L’objectif de cet atelier est d’échanger avec les leaders communautaires de Bè sur le Code togolais des personnes et de la famille plus précisément la dévolution successorale dans le cadre de la célébration le 8 mars, de la journée internationale de la femme.

La journée internationale de la femme est aussi l’occasion de penser aux moyens de favoriser la mise en œuvre effective des objectifs de Développement Durable (ODD). C’est dans ce sens que le gouvernement togolais a adopté plusieurs textes améliorant son arsenal juridique, entre autres la loi portant sur le code de l’enfant de 2007 et celle modifié en 2014 portant sur les personnes et de la famille.

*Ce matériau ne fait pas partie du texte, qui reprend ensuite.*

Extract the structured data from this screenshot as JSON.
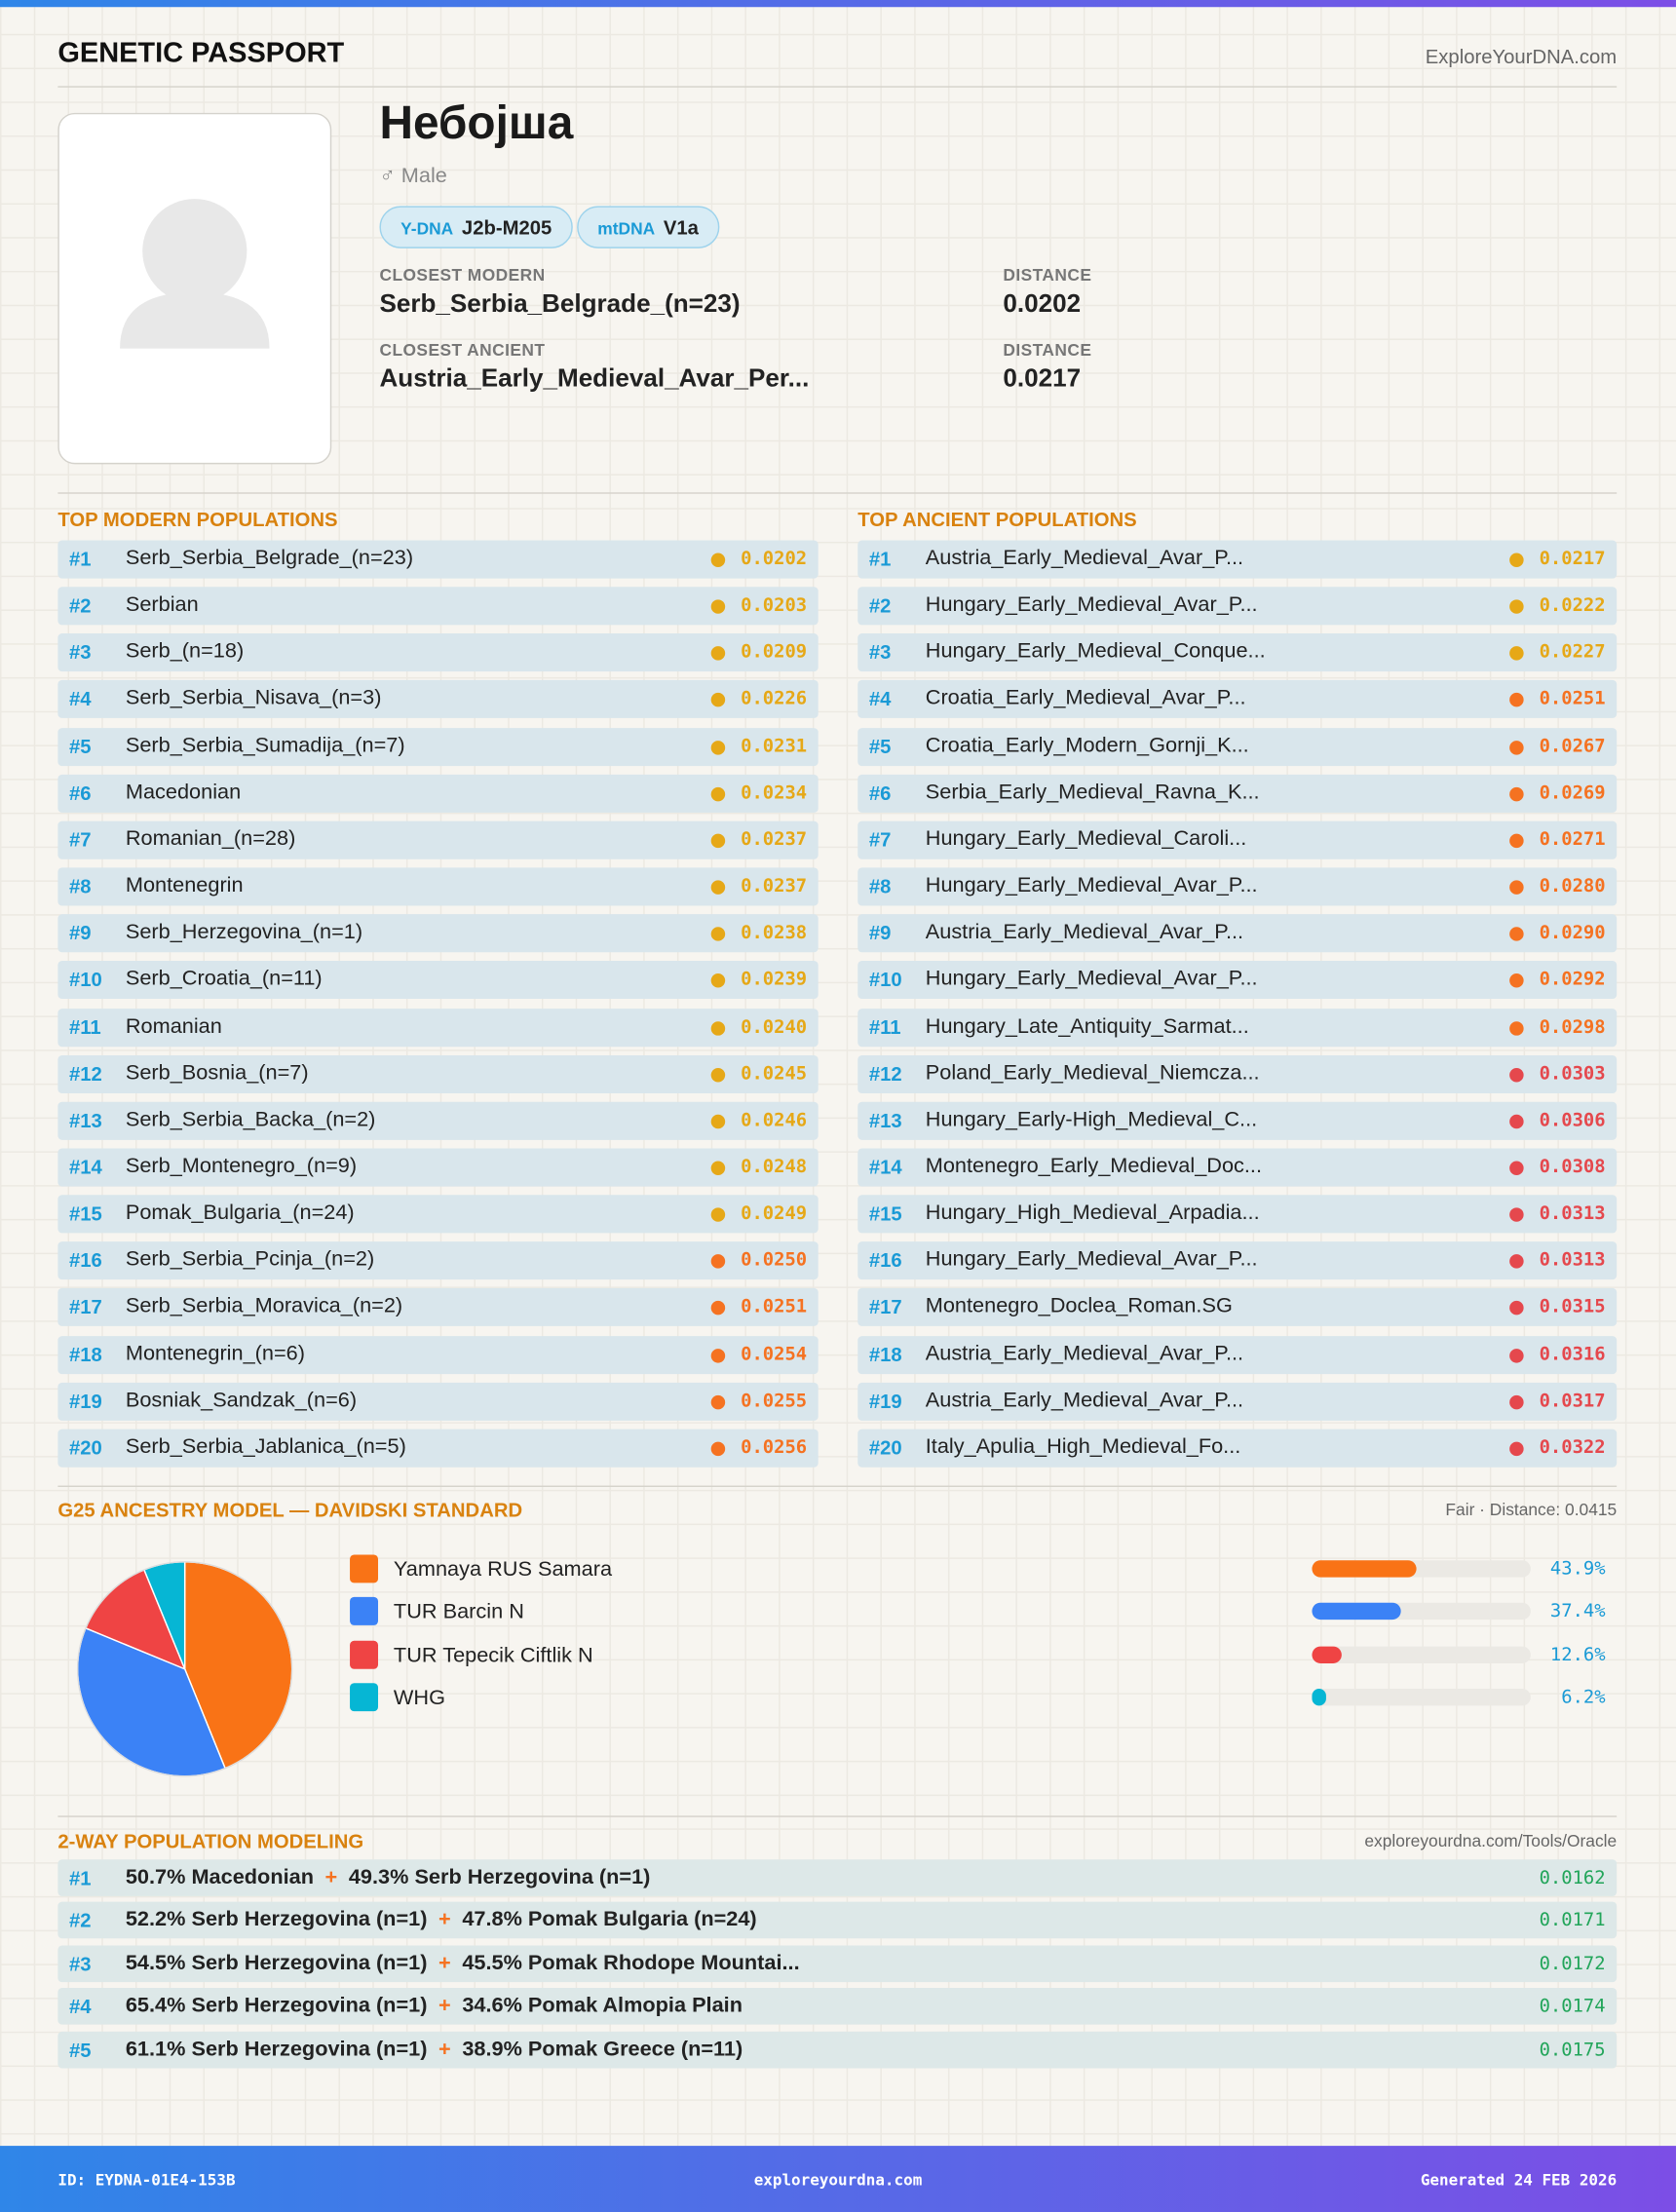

Mais les populations ignorent ces textes censés les défendre. Cette situation peut susciter de nombreuses violations des droits de l’homme habituellement celles des femmes et enfants.

Pour M. Alilou Sam-Dja CISSE, Président de la CNDH, il est question d’arriver à mettre fin à la discrimination et aux violences à l’égard des femmes et des filles. Ainsi les femmes libérées des contraintes et pesanteurs socioculturelles pourront apporter leurs contributions au développement de nos communautés.

Ces ateliers d’échanges se poursuivront dans d’autres localités du pays.